The strength of the grounds will only be a matter of significance in cases where an error of law is clearly made out on the face of the grounds of appeal. One would expect that such cases would not be commonplace; see R (on the application of Onowu) v First-tier Tribunal (Immigration and Asylum Chamber) (extension of time for appealing: principles) IJR [2016] UKUT 185 (IAC):

In most cases the merits of the appeal will have little to do with whether it is appropriate to grant an extension of time. Only in those cases where the court can see without much investigation that the grounds of appeal are either very strong or very weak will the merits have a significant part to play when it comes to balancing the various factors that have to be considered at stage three of the process. [46]”

Warning given to appellants and the SSHD:

There is a clear warning that the onus is on the party seeking the extension to justify the exercise of discretion:

“The default position is that an extension should not be granted; it is for the party seeking it to justify the exercise of discretion. The procedural rules also require an explanation for delay; in its absence, it is not for a judge to speculate as to what that might be.”

There is no special rule for the SSHD. The guidance refers to the decision of R (on the application of Onowu) v First-tier Tribunal (Immigration and Asylum Chamber) (extension of time for appealing: principles) IJR [2016] UKUT 185 (IAC), in the following terms:

“There is no merit in constructing a special rule for public authorities; they have a responsibility to adhere to the court’s rules even if their resources are ‘stretched to breaking point’ [42];

A solicitor or public body having too much work will rarely be a good reason for failing to comply with the rules [42];

Particular care needs to be taken in appeals concerning claims for asylum and humanitarian protection to ensure that appeals are not frustrated by a failure by a party’s legal representatives to comply with time limits. The nature of the proceedings and identification of responsibility for a failure are matters to be considered at the third stage of the process [42];

The inability to pay for legal representation cannot be regarded as providing a good reason for delay [43], nor can the fact that that the party is awaiting a decision on legal aid.”

Conclusion:

The guidance is a clear statement from the Tribunal that it expects both parties to comply with the procedural rules.

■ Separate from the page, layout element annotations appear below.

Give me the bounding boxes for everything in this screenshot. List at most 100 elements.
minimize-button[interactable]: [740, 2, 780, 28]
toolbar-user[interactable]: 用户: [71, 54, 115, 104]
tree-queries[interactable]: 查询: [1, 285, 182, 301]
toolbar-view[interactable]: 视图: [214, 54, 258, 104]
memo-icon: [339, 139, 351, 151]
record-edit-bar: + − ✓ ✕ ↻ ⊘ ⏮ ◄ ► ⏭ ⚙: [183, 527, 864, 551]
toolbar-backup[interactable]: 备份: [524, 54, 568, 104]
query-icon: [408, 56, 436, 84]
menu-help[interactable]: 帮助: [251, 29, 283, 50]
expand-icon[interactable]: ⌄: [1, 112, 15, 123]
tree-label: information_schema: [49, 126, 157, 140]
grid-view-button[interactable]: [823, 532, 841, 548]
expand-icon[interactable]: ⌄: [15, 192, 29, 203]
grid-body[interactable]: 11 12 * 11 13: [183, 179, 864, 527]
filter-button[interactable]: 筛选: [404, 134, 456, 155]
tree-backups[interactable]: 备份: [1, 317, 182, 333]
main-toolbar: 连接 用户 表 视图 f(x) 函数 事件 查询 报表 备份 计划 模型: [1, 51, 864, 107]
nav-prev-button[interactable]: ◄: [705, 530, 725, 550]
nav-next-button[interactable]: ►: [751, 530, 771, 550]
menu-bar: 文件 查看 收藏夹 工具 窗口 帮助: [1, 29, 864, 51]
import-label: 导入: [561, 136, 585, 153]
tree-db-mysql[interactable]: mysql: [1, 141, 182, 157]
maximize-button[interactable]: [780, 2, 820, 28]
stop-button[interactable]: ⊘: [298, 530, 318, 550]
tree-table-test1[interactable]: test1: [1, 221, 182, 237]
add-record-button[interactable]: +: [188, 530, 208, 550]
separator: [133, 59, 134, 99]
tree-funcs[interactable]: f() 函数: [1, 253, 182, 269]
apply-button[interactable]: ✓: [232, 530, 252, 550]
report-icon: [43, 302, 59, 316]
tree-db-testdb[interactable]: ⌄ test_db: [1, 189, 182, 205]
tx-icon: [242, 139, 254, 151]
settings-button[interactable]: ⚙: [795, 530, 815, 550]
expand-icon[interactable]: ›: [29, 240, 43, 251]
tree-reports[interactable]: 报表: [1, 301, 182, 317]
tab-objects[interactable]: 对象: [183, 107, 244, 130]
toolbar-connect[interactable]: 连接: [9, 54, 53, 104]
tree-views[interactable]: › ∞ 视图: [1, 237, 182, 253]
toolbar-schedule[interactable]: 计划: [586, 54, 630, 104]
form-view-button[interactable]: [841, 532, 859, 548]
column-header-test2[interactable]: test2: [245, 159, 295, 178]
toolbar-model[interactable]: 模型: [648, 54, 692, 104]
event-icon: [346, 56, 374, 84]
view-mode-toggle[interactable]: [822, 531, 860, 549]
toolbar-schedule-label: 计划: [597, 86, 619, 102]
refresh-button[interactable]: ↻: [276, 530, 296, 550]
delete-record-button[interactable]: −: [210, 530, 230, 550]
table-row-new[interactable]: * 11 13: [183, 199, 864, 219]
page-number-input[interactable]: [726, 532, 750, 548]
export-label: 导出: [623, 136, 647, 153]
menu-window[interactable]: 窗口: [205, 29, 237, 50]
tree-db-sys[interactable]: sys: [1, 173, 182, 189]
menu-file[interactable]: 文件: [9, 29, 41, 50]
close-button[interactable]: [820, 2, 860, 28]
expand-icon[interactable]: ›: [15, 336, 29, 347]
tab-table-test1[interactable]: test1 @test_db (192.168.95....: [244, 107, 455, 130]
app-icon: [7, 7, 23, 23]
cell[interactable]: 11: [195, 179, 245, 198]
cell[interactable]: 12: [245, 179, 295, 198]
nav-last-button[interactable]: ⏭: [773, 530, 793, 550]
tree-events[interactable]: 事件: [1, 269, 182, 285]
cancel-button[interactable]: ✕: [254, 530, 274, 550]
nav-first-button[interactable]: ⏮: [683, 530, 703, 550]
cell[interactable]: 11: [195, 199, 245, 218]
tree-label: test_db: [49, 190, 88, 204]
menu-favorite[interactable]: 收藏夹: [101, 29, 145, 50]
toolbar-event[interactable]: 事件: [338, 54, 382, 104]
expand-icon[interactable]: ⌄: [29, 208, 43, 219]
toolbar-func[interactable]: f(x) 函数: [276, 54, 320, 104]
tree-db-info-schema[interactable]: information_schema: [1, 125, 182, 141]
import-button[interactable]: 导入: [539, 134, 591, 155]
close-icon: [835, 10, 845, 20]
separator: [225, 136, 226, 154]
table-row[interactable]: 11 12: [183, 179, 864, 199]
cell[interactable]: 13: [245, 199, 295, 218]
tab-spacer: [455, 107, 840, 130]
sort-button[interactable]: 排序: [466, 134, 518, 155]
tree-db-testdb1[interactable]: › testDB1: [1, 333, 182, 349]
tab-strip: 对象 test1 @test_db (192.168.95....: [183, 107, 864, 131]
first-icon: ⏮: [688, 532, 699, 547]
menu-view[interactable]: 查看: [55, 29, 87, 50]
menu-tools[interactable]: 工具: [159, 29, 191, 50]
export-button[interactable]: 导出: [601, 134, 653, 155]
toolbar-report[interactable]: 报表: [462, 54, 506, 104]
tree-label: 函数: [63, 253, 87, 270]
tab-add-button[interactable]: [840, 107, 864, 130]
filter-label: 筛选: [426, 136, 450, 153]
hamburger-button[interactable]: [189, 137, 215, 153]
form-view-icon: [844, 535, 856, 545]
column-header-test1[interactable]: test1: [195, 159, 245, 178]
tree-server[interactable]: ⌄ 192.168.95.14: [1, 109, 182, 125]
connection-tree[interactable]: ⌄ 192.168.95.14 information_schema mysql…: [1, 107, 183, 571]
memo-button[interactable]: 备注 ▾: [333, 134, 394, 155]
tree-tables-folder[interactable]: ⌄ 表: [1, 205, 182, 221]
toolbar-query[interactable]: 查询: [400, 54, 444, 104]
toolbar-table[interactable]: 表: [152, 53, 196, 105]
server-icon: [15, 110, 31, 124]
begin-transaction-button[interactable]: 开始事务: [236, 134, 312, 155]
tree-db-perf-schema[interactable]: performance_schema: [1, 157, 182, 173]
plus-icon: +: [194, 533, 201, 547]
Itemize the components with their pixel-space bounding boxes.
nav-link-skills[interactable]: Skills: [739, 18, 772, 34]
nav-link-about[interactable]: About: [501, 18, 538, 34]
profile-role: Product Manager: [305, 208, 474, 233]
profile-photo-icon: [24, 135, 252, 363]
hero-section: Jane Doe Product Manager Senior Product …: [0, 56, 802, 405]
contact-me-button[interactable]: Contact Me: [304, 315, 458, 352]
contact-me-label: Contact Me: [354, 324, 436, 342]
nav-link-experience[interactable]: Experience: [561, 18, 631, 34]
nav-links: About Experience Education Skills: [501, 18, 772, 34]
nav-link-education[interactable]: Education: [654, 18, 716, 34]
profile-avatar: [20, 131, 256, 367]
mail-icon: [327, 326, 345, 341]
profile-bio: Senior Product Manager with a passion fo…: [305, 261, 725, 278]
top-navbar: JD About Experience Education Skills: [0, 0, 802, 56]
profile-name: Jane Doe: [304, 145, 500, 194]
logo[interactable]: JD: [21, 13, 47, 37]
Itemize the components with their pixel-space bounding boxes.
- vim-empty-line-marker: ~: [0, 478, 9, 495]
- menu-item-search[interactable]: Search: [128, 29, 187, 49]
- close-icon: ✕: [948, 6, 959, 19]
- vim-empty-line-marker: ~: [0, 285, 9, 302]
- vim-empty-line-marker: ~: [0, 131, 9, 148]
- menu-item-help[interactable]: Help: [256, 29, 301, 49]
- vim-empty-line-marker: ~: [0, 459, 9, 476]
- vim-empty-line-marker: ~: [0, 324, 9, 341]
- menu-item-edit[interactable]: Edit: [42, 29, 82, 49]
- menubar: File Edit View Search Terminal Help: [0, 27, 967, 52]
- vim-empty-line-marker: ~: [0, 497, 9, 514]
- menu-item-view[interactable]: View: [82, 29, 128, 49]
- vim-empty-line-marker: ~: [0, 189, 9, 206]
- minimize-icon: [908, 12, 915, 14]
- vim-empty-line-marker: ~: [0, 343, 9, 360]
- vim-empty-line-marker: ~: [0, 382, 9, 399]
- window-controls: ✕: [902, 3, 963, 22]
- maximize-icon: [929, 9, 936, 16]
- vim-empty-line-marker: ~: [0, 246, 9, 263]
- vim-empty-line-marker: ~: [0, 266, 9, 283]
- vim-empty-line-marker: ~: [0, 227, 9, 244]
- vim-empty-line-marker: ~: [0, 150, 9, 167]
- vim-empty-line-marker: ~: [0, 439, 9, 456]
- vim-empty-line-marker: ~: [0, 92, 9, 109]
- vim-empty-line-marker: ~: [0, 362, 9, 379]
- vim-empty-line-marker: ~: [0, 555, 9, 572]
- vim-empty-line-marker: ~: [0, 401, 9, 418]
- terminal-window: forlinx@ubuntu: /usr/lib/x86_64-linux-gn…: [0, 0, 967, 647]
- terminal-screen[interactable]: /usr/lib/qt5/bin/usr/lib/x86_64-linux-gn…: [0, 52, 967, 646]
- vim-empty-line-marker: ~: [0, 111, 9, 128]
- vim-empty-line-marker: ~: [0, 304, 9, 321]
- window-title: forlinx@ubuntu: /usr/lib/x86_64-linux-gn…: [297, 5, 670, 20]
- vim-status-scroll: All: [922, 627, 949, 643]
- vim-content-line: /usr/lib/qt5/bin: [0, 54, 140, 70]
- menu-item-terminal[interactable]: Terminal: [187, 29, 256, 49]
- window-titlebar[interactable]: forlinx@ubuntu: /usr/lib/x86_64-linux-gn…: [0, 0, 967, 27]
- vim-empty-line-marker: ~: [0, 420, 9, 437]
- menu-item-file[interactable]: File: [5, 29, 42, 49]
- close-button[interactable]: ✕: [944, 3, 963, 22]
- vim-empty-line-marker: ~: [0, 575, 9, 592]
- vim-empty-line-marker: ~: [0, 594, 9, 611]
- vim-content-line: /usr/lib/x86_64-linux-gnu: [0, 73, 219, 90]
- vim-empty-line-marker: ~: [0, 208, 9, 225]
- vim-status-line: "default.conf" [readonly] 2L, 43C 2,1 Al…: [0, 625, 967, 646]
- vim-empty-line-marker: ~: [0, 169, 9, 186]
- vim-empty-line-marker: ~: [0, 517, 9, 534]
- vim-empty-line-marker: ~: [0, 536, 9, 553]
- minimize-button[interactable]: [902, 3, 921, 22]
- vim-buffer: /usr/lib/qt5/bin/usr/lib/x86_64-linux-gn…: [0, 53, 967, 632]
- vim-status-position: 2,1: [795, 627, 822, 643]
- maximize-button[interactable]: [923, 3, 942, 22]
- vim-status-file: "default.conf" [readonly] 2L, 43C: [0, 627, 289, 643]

Practitioners and litigants in person alike must ensure they are fully aware of the guidance when seeking permission to appeal. The guidance is very useful in drawing together the relevant provisions of the procedural rules, the applicable principles and recent case law.

It is clear though, that the Tribunals expect the procedural rules to be respected. All those with business before the Tribunals are on notice to pay closer attention to the procedure rules. Human rights considerations will not save the day every time.

Good practice guide:

  1. When an appealable decision is received, it is imperative that you immediately check the time limit for appeal to ensure the deadline is not missed.
  2. If the deadline has been missed make an application for an extension of time.
  3. Provide submissions and evidence to support an application for an extension of time.
  4. Vague explanations are likely to be viewed with scepticism and are less likely to result in the grant of an extension of time.
  5. A detailed explanation as to exactly how the delay came about ought to be provided.
  6. Any explanation ought to be made by way of a witness statement or on letter headed paper by the legal representative.
  7. Finally, every effort must be made to provide independent documentary evidence to support the application for an extension of time. For example, if someone has been unwell there should be evidence to confirm the illness.